Revised Program To Offer Relief to More Student Loan Borrowers


More student loan borrowers are expected to gain access this year to a repayment plan that cuts monthly debt payments to a small share of their income.

[Related: 4 Things Every College Grad Should Know About Student Loan Repayment]

The plan has been called Repaye, for “revised pay as you earn.” As the name suggests, it is based on the “pay as you earn” repayment program, which became available to some student loan borrowers nearly three years ago.

The new plan grew out of an executive order signed last year by President Obama, who aimed to expand the pool of borrowers helped by the pay-as-you-earn program. Concern has been growing about the economic impact of student debt and mounting loan defaults. In 2013, nearly 70% of graduating college seniors had student loans, and their average debt was more than $28,000. The Obama administration has said up to 5 million more borrowers will become eligible for the expanded program.

The new version of the pay-as-you-earn program will be available to anyone with federal direct loans, regardless of when students receive the loans and what their debt-to-income ratio is. (The original pay-as-you-earn plan is available only to those who borrowed after 2007 and requires borrowers to have high debt relative to their income.)

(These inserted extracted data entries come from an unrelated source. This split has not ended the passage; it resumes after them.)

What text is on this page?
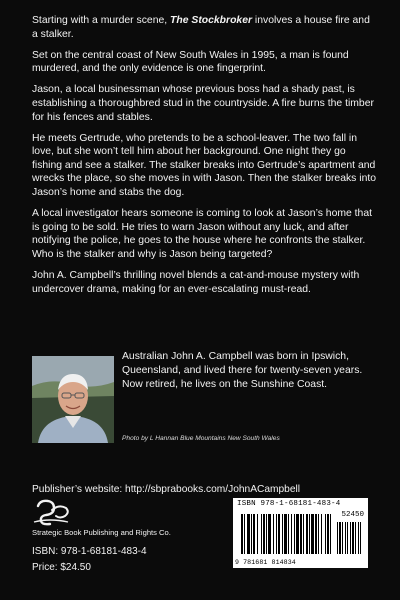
Starting with a murder scene, The Stockbroker involves a house fire and a stalker.

Set on the central coast of New South Wales in 1995, a man is found murdered, and the only evidence is one fingerprint.

Jason, a local businessman whose previous boss had a shady past, is establishing a thoroughbred stud in the countryside. A fire burns the timber for his fences and stables.

He meets Gertrude, who pretends to be a school-leaver. The two fall in love, but she won’t tell him about her background. One night they go fishing and see a stalker. The stalker breaks into Gertrude’s apartment and wrecks the place, so she moves in with Jason. Then the stalker breaks into Jason’s home and stabs the dog.

A local investigator hears someone is coming to look at Jason’s home that is going to be sold. He tries to warn Jason without any luck, and after notifying the police, he goes to the house where he confronts the stalker. Who is the stalker and why is Jason being targeted?

John A. Campbell’s thrilling novel blends a cat-and-mouse mystery with undercover drama, making for an ever-escalating must-read.

Australian John A. Campbell was born in Ipswich, Queensland, and lived there for twenty-seven years. Now retired, he lives on the Sunshine Coast.
Photo by L Hannan Blue Mountains New South Wales
Publisher’s website: http://sbprabooks.com/JohnACampbell
Strategic Book Publishing and Rights Co.
ISBN: 978-1-68181-483-4
Price: $24.50
ISBN 978-1-68181-483-4
52450
9 781681 814834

“It’s an improvement,” said Christine Lindstrom, higher education director with the United States Public Interest Research Group.

Monthly loan payments for participants in the repayment program will be capped at 10% of their discretionary income. Any loan balance remaining after 20 years of payments will be forgiven, if the students have only undergraduate loans. If they borrowed money for graduate school, the forgiveness comes after 25 years.

Suzanne Martindale, a lawyer for Consumers Union who participated in the negotiations on rules for the new plan, said that many consumer advocates preferred a 20-year forgiveness period for all borrowers, but that adding five years for graduate borrowers was a compromise because of the Education Department‘s concern over the impact on its budget.